The adult diagnosis of Attention Deficit Hyperactivity Disorder (ADHD) is based on criteria of inattention and impulsivity. As the causes of ADHD have a biological basis, the discovery of biomarkers could help in the diagnosis and treatment of this disorder with sometimes dramatic consequences for the family, the profession, the social situation and the safety of the people concerned. Supported by the Synapsy National Research Center, neuroscientists from the University of Geneva (UNIGE), the Biomedical Imaging Center (CIBM) and the Geneva University Hospitals (HUG) are interested in a new approach to electroencephalography (EEG) called “microstates”, to identify neurological traces of ADHD. The microstate technique makes it possible to consider the spatial and temporal dimension of brain activity. Using her, the research team were able to identify that a state of brain activity, associated with sleep and attention, was longer in people with ADHD. The results, to be discovered in the journal Biological Psychiatry: Cognitive Neuroscience and Neuroimaging, identify a new robust biomarker of ADHD and thus contribute to the evolution of psychiatry towards a precision medical discipline.
ADHD affects 5% of adults, making it one of the most common psychiatric disorders. Clinical diagnosis is currently only based on a questionnaire that revolves around the key symptoms of inattention and impulsivity. Yet the neuroscientific community agrees that the causes of ADHD, although still little known, have a biological and genetic basis, suggesting the existence of biomarkers useful for diagnosis.
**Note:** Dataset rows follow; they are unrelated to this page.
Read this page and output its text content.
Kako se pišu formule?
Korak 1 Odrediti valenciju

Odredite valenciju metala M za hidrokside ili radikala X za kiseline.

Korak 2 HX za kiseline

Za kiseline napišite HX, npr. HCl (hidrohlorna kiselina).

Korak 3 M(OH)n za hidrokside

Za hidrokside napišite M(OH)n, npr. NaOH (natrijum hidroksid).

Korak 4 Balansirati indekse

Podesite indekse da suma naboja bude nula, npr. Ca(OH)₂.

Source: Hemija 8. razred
This is the purpose of this new study supported by Synapsy, a Swiss research center that has been working for twelve years at the meeting between neurosciences and psychiatry to understand the neural foundations of psychiatric disorders, in the hope of designing better diagnoses and treatments.
In search of a better investigative tool
The study of the human brain is laborious since it cannot be directly accessed to invest the cellular and molecular mechanisms. To do this, non-invasive means of investigation such as brain imaging or electroencephalogram (EEG) are available. The latter makes it possible, thanks to an electrode network deposited on the scalp, to measure the electric fields generated by large neural networks. Recent studies report abnormal EEG activities in ADHD patients, suggesting that brain developmental dysfunction is the cause of ADHD.
Unfortunately, the data vary too much from study to study to be used as reliable markers for ADHD. “These variations are either due to the great heterogeneity of the causes of ADHD, or to the fact that it is not the right tool to investigate the question, because it does not take into account the spatio-temporal aspects of brain states”, says Tomas Ros, researcher in the Departments of Psychiatry and Neurosciences of the Faculty of Medicine of UNIGE.
Brain microstates reveal two biomarkers
At rest, the brain successively switches from one state to another, exhibiting different spatial patterns of the EEG electric field. Neuroscientists speak most often of five states, or major configurations, lettered from A to E. These different states remain stable for a hundred milliseconds and pass from one to another, hence their name, “microstates », Or microstates. They are detectable by EEG and their frequency, their length or their order of appearance can be extracted from the recordings.
By applying this approach, the researchers found differences between adult patients with and without ADHD diagnosis. Brain micro-state A appears shorter in people with a diagnosis of ADHD. “By comparing this observation with data from clinical questionnaires, we observed that this condition is inversely correlated with disturbances in attention,” said Victor Férat, researcher at Christoph Michel’s laboratory, and first author of the study. In addition, the team observed that microstate D lasted longer in ADHD and that its level was associated with sleep disturbances, often present in these same patients.
As the scientific literature suffers from reproducibility in the field, the research team repeated their approach on a different cohort of patients to verify its accuracy. Thanks to a collaboration with Martijn Arns, head of clinic at the private Nijmegen institute in the Netherlands, the first dataset of 66 ADHD patients and 66 controls was validated by a separate dataset of 22 ADHD patients and 22 controls recorded at HUG thanks to the ADHD unit of Nader Perroud, co-author of the study. “We have confirmed the data concerning the microstate D, but not those relating to the microstate A”, indicates Victor Férat.